As they seek to appease nativist rumblings on the right, Republican candidates for president appear willing to take ever-tougher approaches toward illegal immigration.
Perry, the self-described “authentic conservative” of the field, is the exception. As governor of a border state with more than 9 million Hispanic residents, he signed into law a Dream Act enabling undocumented immigrants to attend Texas state schools at in-state tuition rates. “We need to be educating these children because they will become a drag on our society,” Perry explained at a debate in Orlando, Florida, last month. His opponents piled on, and Perry’s standing in the polls tanked.
What sort of world would Perry’s opponents prefer? For a vision of an anti-immigrant Eden, Alabama is a good place to start. On Oct. 14, a federal appeals court temporarily blocked elements of the state’s new immigration law, enjoining it from forcing schools to determine their students’ legal status or requiring police to file criminal charges against immigrants who lack federal papers and appear to be in the country illegally.
No Border State
Unlike Arizona, which made waves with its strict anti- immigration law, Alabama isn’t a border state — and it’s hardly a beacon for illegal immigrants. According to Census data, only 4 percent of its population is Hispanic and only 3 percent is foreign-born. (The comparable numbers nationally are 16 percent and 12 percent.) Yet immigrants who came north to work in Alabama’s fields and chicken- processing plants have inspired what backers of the legislation known as HB 56 proudly call the nation’s “toughest” anti-immigration law. It requires police to demand proof of legal status if they have “reasonable suspicion” that someone is in the country illegally; it bars undocumented immigrants from using a wide range of public services and prohibits anyone from transporting an illegal immigrant in a vehicle.
The law’s constitutionality will be decided in due time; its ill-advisedness is already clear.
Here are some of the law’s immediate consequences: Fearful immigrant parents, mostly Hispanic, have pulled their children out of Alabama schools. While some of the state’s more than 2,000 absent students have returned to classes, others have not. Uneducated children of undocumented parents are unlikely to be a boon to the nation’s social fabric or to economic growth.
Due to what one commercial landscaper called Alabama’s “negative atmosphere,” legal Hispanic residents are leaving the state, creating shortages of workers in construction and agriculture. As Bloomberg News reported in June, the post-tornado reconstruction of Tuscaloosa has been hindered by a lack of skilled labor, partly because, after the law was passed, Hispanic tradesmen began leaving the state. Meantime, during the recent harvest, tomatoes and other crops were left rotting in north Alabama’s fields.

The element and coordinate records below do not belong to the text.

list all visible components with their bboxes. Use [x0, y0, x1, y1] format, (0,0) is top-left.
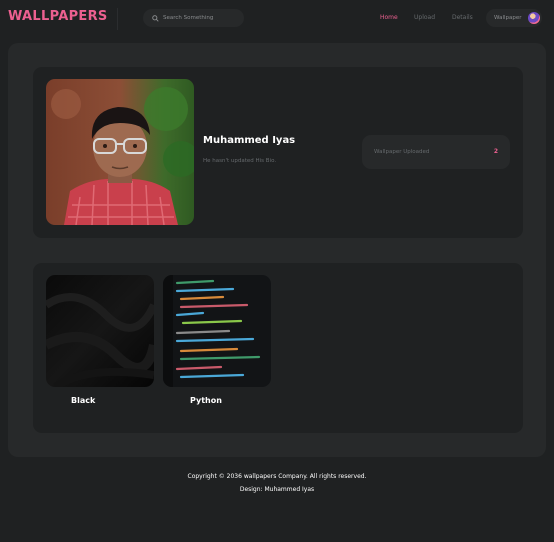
nav-upload[interactable]: Upload: [414, 14, 435, 21]
uploads-stat-value: 2: [493, 148, 498, 155]
header-divider: [117, 8, 118, 30]
wallpaper-title-black[interactable]: Black: [71, 396, 95, 405]
profile-bio: He hasn't updated His Bio.: [203, 158, 277, 164]
search-input[interactable]: [163, 15, 241, 21]
top-header: WALLPAPERS Home Upload Details Wallpaper: [0, 0, 554, 36]
profile-label: Wallpaper: [494, 15, 522, 21]
profile-card: Muhammed Iyas He hasn't updated His Bio.…: [33, 67, 523, 238]
wallpaper-thumb-python[interactable]: [163, 275, 271, 387]
site-logo[interactable]: WALLPAPERS: [8, 9, 108, 24]
main-container: Muhammed Iyas He hasn't updated His Bio.…: [8, 43, 546, 457]
user-avatar: [528, 12, 540, 24]
search-icon: [152, 14, 159, 22]
footer-copyright: Copyright © 2036 wallpapers Company. All…: [187, 473, 367, 480]
search-box[interactable]: [143, 9, 244, 27]
logo-text: WALLPAPERS: [8, 9, 108, 24]
profile-photo: [46, 79, 194, 225]
uploads-stat-label: Wallpaper Uploaded: [374, 149, 430, 155]
uploads-stat: Wallpaper Uploaded 2: [362, 135, 510, 169]
profile-name: Muhammed Iyas: [203, 135, 296, 146]
wallpaper-title-python[interactable]: Python: [190, 396, 222, 405]
nav-home[interactable]: Home: [380, 14, 398, 21]
wallpaper-thumb-black[interactable]: [46, 275, 154, 387]
nav-details[interactable]: Details: [452, 14, 473, 21]
footer-design: Design: Muhammed Iyas: [239, 486, 315, 493]
profile-menu[interactable]: Wallpaper: [486, 9, 542, 27]
wallpaper-gallery: Black Python: [33, 263, 523, 433]
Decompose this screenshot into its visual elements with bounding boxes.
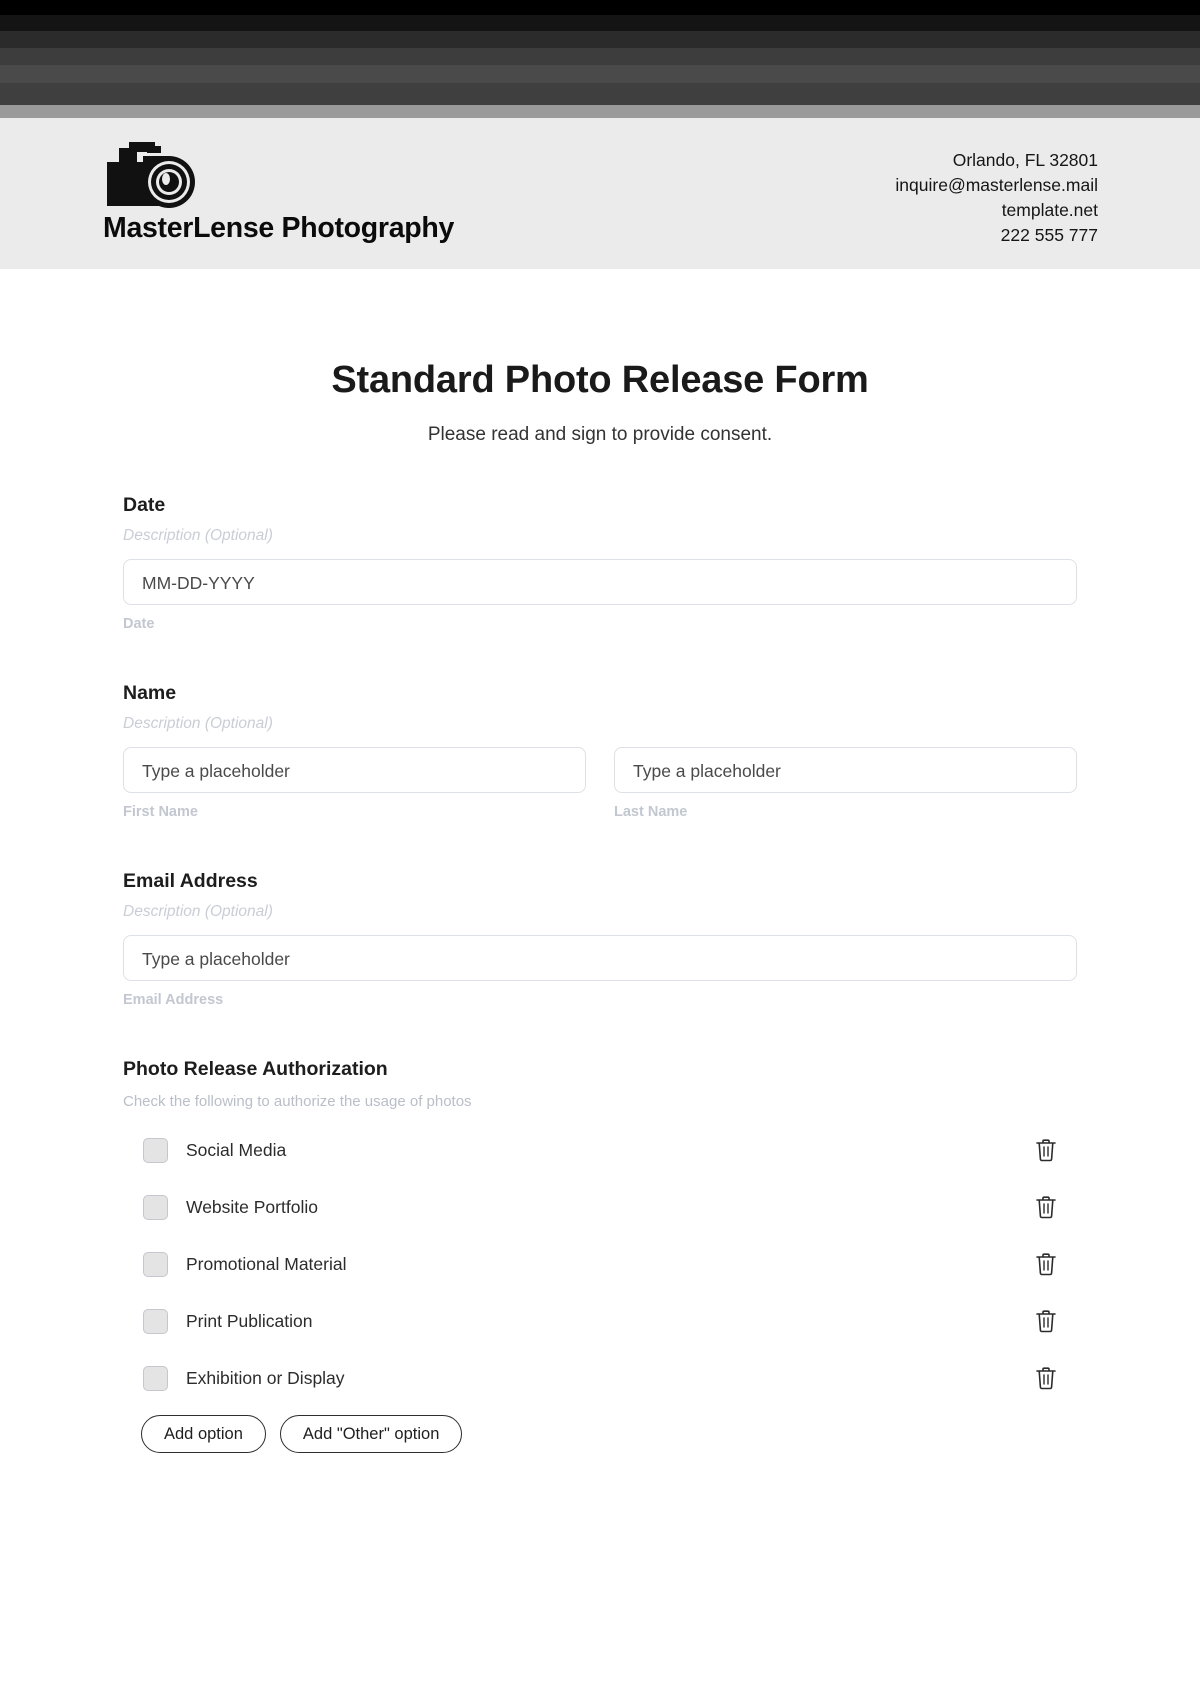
field-email-label: Email Address bbox=[123, 870, 258, 892]
contact-info: Orlando, FL 32801 inquire@masterlense.ma… bbox=[895, 148, 1098, 248]
authorization-description: Check the following to authorize the usa… bbox=[123, 1093, 472, 1110]
email-input[interactable]: Type a placeholder bbox=[123, 935, 1077, 981]
field-email-description: Description (Optional) bbox=[123, 903, 273, 920]
first-name-caption: First Name bbox=[123, 804, 198, 820]
date-input[interactable]: MM-DD-YYYY bbox=[123, 559, 1077, 605]
chrome-strip-2 bbox=[0, 15, 1200, 31]
checkbox-row-social-media[interactable]: Social Media bbox=[123, 1130, 1077, 1170]
add-other-option-button[interactable]: Add "Other" option bbox=[279, 1415, 463, 1453]
field-date-description: Description (Optional) bbox=[123, 527, 273, 544]
trash-icon bbox=[1036, 1253, 1056, 1276]
name-input-row: Type a placeholder First Name Type a pla… bbox=[123, 747, 1077, 820]
checkbox-social-media[interactable] bbox=[143, 1137, 168, 1163]
delete-option-social-media[interactable] bbox=[1033, 1136, 1059, 1164]
authorization-label: Photo Release Authorization bbox=[123, 1058, 388, 1080]
delete-option-website-portfolio[interactable] bbox=[1033, 1193, 1059, 1221]
delete-option-promotional-material[interactable] bbox=[1033, 1250, 1059, 1278]
field-name-label: Name bbox=[123, 682, 177, 704]
brand-name: MasterLense Photography bbox=[103, 212, 455, 244]
checkbox-row-website-portfolio[interactable]: Website Portfolio bbox=[123, 1187, 1077, 1227]
chrome-strip-1 bbox=[0, 0, 1200, 15]
field-name-description: Description (Optional) bbox=[123, 715, 273, 732]
checkbox-row-print-publication[interactable]: Print Publication bbox=[123, 1301, 1077, 1341]
checkbox-label-promotional-material: Promotional Material bbox=[186, 1253, 347, 1274]
add-option-button[interactable]: Add option bbox=[141, 1415, 266, 1453]
field-email: Email Address Description (Optional) Typ… bbox=[123, 870, 1077, 1008]
contact-phone: 222 555 777 bbox=[1000, 225, 1098, 245]
chrome-strip-7 bbox=[0, 105, 1200, 118]
checkbox-promotional-material[interactable] bbox=[143, 1251, 168, 1277]
first-name-placeholder: Type a placeholder bbox=[142, 761, 290, 781]
brand-block: MasterLense Photography bbox=[103, 138, 563, 245]
checkbox-row-promotional-material[interactable]: Promotional Material bbox=[123, 1244, 1077, 1284]
chrome-strip-5 bbox=[0, 65, 1200, 83]
camera-icon bbox=[107, 142, 195, 208]
contact-website: template.net bbox=[1001, 200, 1098, 220]
last-name-placeholder: Type a placeholder bbox=[633, 761, 781, 781]
last-name-col: Type a placeholder Last Name bbox=[614, 747, 1077, 820]
checkbox-label-social-media: Social Media bbox=[186, 1139, 287, 1160]
checkbox-label-exhibition-or-display: Exhibition or Display bbox=[186, 1367, 345, 1388]
contact-email: inquire@masterlense.mail bbox=[895, 175, 1098, 195]
last-name-input[interactable]: Type a placeholder bbox=[614, 747, 1077, 793]
contact-address: Orlando, FL 32801 bbox=[952, 150, 1098, 170]
field-name: Name Description (Optional) Type a place… bbox=[123, 682, 1077, 820]
trash-icon bbox=[1036, 1139, 1056, 1162]
add-option-button-row: Add option Add "Other" option bbox=[123, 1415, 1077, 1453]
delete-option-print-publication[interactable] bbox=[1033, 1307, 1059, 1335]
checkbox-label-print-publication: Print Publication bbox=[186, 1310, 313, 1331]
delete-option-exhibition-or-display[interactable] bbox=[1033, 1364, 1059, 1392]
field-date: Date Description (Optional) MM-DD-YYYY D… bbox=[123, 494, 1077, 632]
field-date-label: Date bbox=[123, 494, 166, 516]
date-input-placeholder: MM-DD-YYYY bbox=[142, 573, 255, 593]
chrome-strip-6 bbox=[0, 83, 1200, 105]
logo-row bbox=[103, 138, 563, 210]
date-input-caption: Date bbox=[123, 616, 155, 632]
page-subtitle: Please read and sign to provide consent. bbox=[427, 424, 773, 445]
email-input-caption: Email Address bbox=[123, 992, 224, 1008]
trash-icon bbox=[1036, 1367, 1056, 1390]
checkbox-website-portfolio[interactable] bbox=[143, 1194, 168, 1220]
checkbox-exhibition-or-display[interactable] bbox=[143, 1365, 168, 1391]
chrome-strip-4 bbox=[0, 48, 1200, 65]
checkbox-row-exhibition-or-display[interactable]: Exhibition or Display bbox=[123, 1358, 1077, 1398]
trash-icon bbox=[1036, 1196, 1056, 1219]
last-name-caption: Last Name bbox=[614, 804, 688, 820]
browser-chrome-bar bbox=[0, 0, 1200, 118]
checkbox-label-website-portfolio: Website Portfolio bbox=[186, 1196, 318, 1217]
checkbox-print-publication[interactable] bbox=[143, 1308, 168, 1334]
email-input-placeholder: Type a placeholder bbox=[142, 949, 290, 969]
form-body: Standard Photo Release Form Please read … bbox=[0, 359, 1200, 1453]
chrome-strip-3 bbox=[0, 31, 1200, 48]
letterhead-header: MasterLense Photography Orlando, FL 3280… bbox=[0, 118, 1200, 269]
first-name-col: Type a placeholder First Name bbox=[123, 747, 586, 820]
first-name-input[interactable]: Type a placeholder bbox=[123, 747, 586, 793]
trash-icon bbox=[1036, 1310, 1056, 1333]
page-title: Standard Photo Release Form bbox=[331, 359, 869, 401]
field-photo-release-authorization: Photo Release Authorization Check the fo… bbox=[123, 1058, 1077, 1453]
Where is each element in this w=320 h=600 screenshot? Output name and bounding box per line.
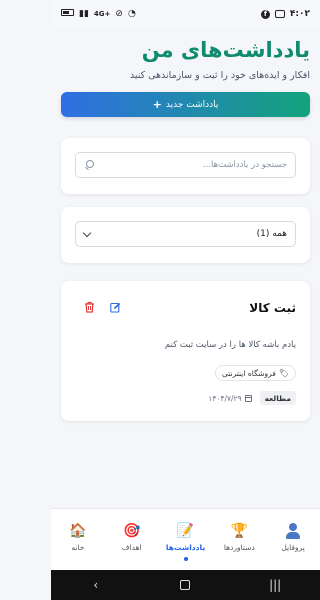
filter-card: همه (1) — [61, 207, 310, 263]
system-recents-icon[interactable]: ||| — [260, 578, 290, 592]
system-nav-bar: ‹ ||| — [51, 570, 320, 600]
system-home-icon[interactable] — [170, 580, 200, 590]
note-card[interactable]: ثبت کالا یادم باشه کالا ها را در سایت ثب… — [61, 281, 310, 421]
trash-icon — [84, 301, 94, 313]
network-type: 4G+ — [93, 10, 111, 18]
nav-item-achievements[interactable]: 🏆 دستاوردها — [214, 523, 264, 552]
nav-item-goals[interactable]: 🎯 اهداف — [107, 523, 157, 552]
note-date: ۱۴۰۴/۷/۲۹ — [208, 393, 252, 403]
nav-item-home[interactable]: 🏠 خانه — [53, 523, 103, 552]
profile-icon — [285, 523, 301, 539]
status-left: ▮▮ 4G+ ⊘ ◔ — [61, 9, 136, 19]
tag-chip[interactable]: 🏷 فروشگاه اینترنتی — [215, 365, 296, 381]
tag-label: فروشگاه اینترنتی — [222, 368, 276, 378]
home-icon: 🏠 — [69, 523, 87, 539]
edit-icon — [109, 302, 120, 313]
category-badge: مطالعه — [259, 391, 296, 405]
calendar-icon — [244, 394, 252, 402]
target-icon: 🎯 — [123, 523, 141, 539]
trophy-icon: 🏆 — [230, 523, 249, 539]
no-disturb-icon: ⊘ — [115, 8, 123, 19]
filter-selected-value: همه (1) — [256, 229, 287, 239]
note-date-text: ۱۴۰۴/۷/۲۹ — [208, 393, 242, 403]
status-bar: ▮▮ 4G+ ⊘ ◔ f ۴:۰۲ — [51, 0, 320, 28]
category-filter-select[interactable]: همه (1) — [75, 221, 296, 247]
search-icon — [84, 160, 94, 170]
new-note-button[interactable]: یادداشت جدید + — [61, 92, 310, 117]
status-time: ۴:۰۲ — [289, 9, 310, 19]
signal-icon: ▮▮ — [79, 8, 89, 19]
active-indicator — [183, 557, 188, 561]
alarm-icon: ◔ — [127, 8, 136, 19]
nav-label-goals: اهداف — [121, 543, 142, 552]
note-title: ثبت کالا — [249, 301, 296, 315]
tag-icon: 🏷 — [278, 368, 289, 378]
nav-label-achievements: دستاوردها — [223, 543, 255, 552]
bottom-nav: پروفایل 🏆 دستاوردها 📝 یادداشت‌ها 🎯 اهداف… — [51, 508, 320, 570]
plus-icon: + — [152, 98, 162, 111]
status-right: f ۴:۰۲ — [260, 9, 310, 19]
search-input[interactable] — [94, 160, 287, 170]
memo-icon: 📝 — [176, 523, 195, 539]
chevron-down-icon — [82, 228, 92, 237]
nav-label-profile: پروفایل — [281, 543, 305, 552]
note-meta: مطالعه ۱۴۰۴/۷/۲۹ — [208, 391, 296, 405]
note-actions — [83, 301, 121, 313]
nav-item-notes[interactable]: 📝 یادداشت‌ها — [161, 523, 211, 561]
search-box — [75, 152, 296, 178]
battery-icon — [61, 9, 74, 19]
note-body: یادم باشه کالا ها را در سایت ثبت کنم — [164, 340, 296, 350]
system-back-icon[interactable]: ‹ — [81, 578, 111, 592]
nav-label-home: خانه — [71, 543, 85, 552]
search-card — [61, 138, 310, 194]
facebook-icon: f — [260, 9, 270, 19]
nav-item-profile[interactable]: پروفایل — [268, 523, 318, 552]
delete-button[interactable] — [83, 301, 95, 313]
edit-button[interactable] — [109, 301, 121, 313]
message-icon — [274, 10, 285, 18]
new-note-label: یادداشت جدید — [165, 99, 219, 110]
page-title: یادداشت‌های من — [141, 38, 310, 62]
nav-label-notes: یادداشت‌ها — [165, 543, 206, 552]
page-subtitle: افکار و ایده‌های خود را ثبت و سازماندهی … — [129, 70, 310, 81]
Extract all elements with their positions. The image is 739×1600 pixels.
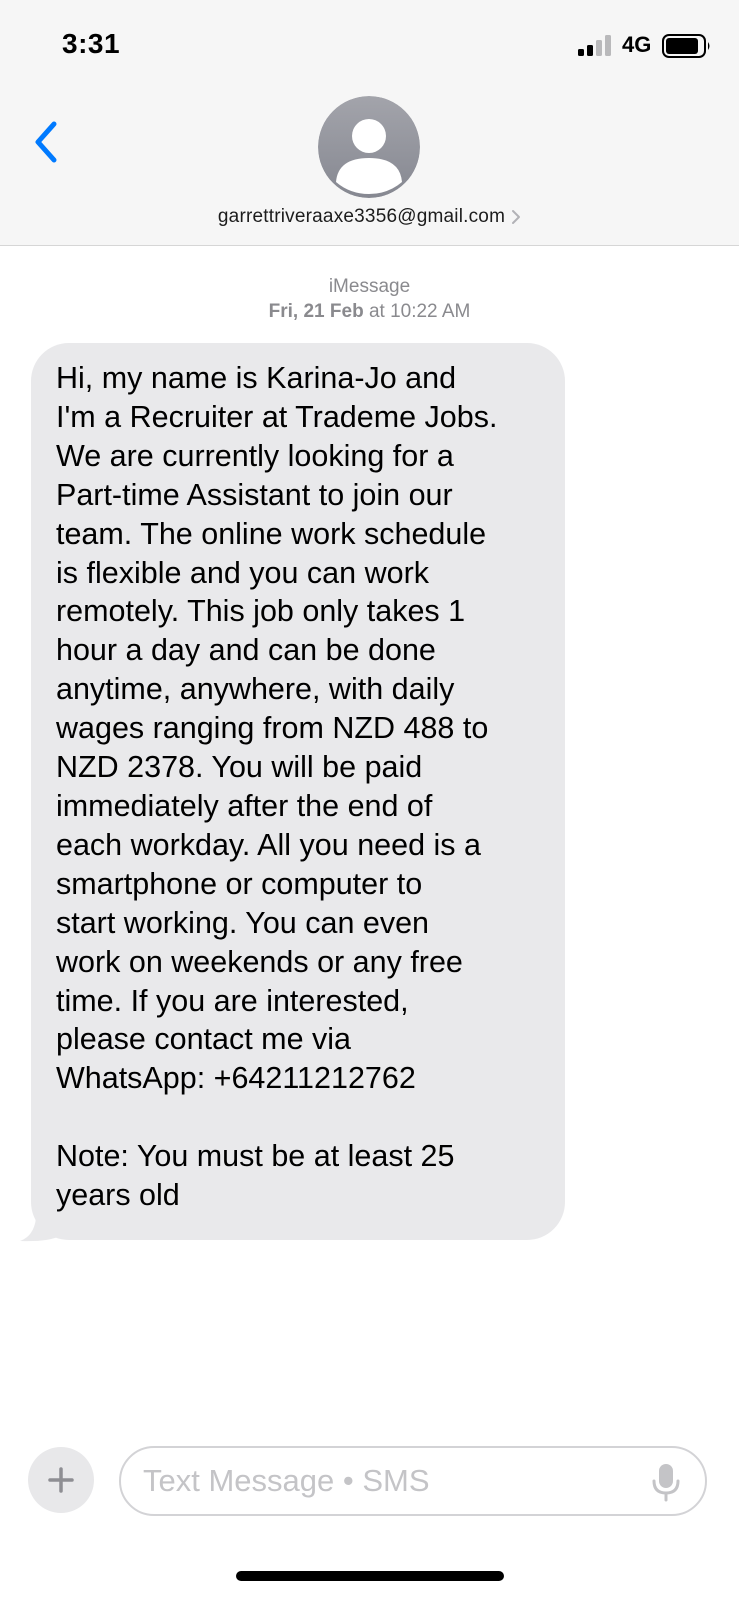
conversation-meta: iMessage Fri, 21 Feb at 10:22 AM — [0, 274, 739, 324]
apps-button[interactable] — [28, 1447, 94, 1513]
back-button[interactable] — [24, 112, 68, 172]
contact-avatar[interactable] — [318, 96, 420, 198]
status-time: 3:31 — [62, 28, 121, 59]
service-label: iMessage — [328, 276, 411, 297]
message-composer — [119, 1446, 707, 1516]
contact-address: garrettriveraaxe3356@gmail.com — [217, 206, 506, 227]
messages-screen: 3:31 4G garrettriveraaxe3356@gmail.com i… — [0, 0, 739, 1600]
chevron-right-icon — [512, 210, 521, 224]
chevron-left-icon — [35, 121, 57, 163]
message-date: Fri, 21 Feb — [268, 301, 364, 322]
cellular-signal-icon — [578, 35, 611, 56]
message-time: 10:22 AM — [390, 301, 471, 322]
message-time-prefix: at — [363, 301, 391, 322]
microphone-icon[interactable] — [649, 1462, 683, 1502]
conversation-header: 3:31 4G garrettriveraaxe3356@gmail.com — [0, 0, 739, 246]
contact-details-link[interactable]: garrettriveraaxe3356@gmail.com — [0, 206, 739, 228]
message-input[interactable] — [143, 1448, 633, 1514]
plus-icon — [48, 1467, 74, 1493]
message-timestamp: Fri, 21 Feb at 10:22 AM — [0, 299, 739, 324]
home-indicator[interactable] — [236, 1571, 504, 1581]
person-icon — [318, 96, 420, 198]
network-type: 4G — [622, 32, 652, 57]
battery-icon — [662, 34, 710, 58]
received-message-bubble[interactable]: Hi, my name is Karina-Jo and I'm a Recru… — [31, 343, 565, 1240]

There are other economic costs. Rental properties are going empty; stores and restaurants catering to immigrants have lost customers. Supporters of the legislation argue that by kicking employed immigrants out, they have created an equal number of job openings for unemployed Alabamans.
Employment isn’t a zero-sum game. One reason job growth in Texas has been high is a steady influx of immigrants — from Mexico and from other states. If immigration killed economies, New York, Los Angeles and other cities with high numbers of illegal immigrants would be disaster zones. It’s worth noting that 40 percent of last year’s Fortune 500 companies were founded by immigrants or the children of immigrants.
So what’s the answer? The Obama administration has been far more aggressive than its predecessor in cracking down on illegal immigration. It has significantly strengthened border enforcement, increased border seizures and deported a record number of illegal immigrants. None of these actions has noticeably mitigated the challenges posed by illegal immigration or anti-immigrant sentiment. Call it “amnesty” if you like, but a pathway to citizenship for undocumented immigrants remains the only sensible resolution.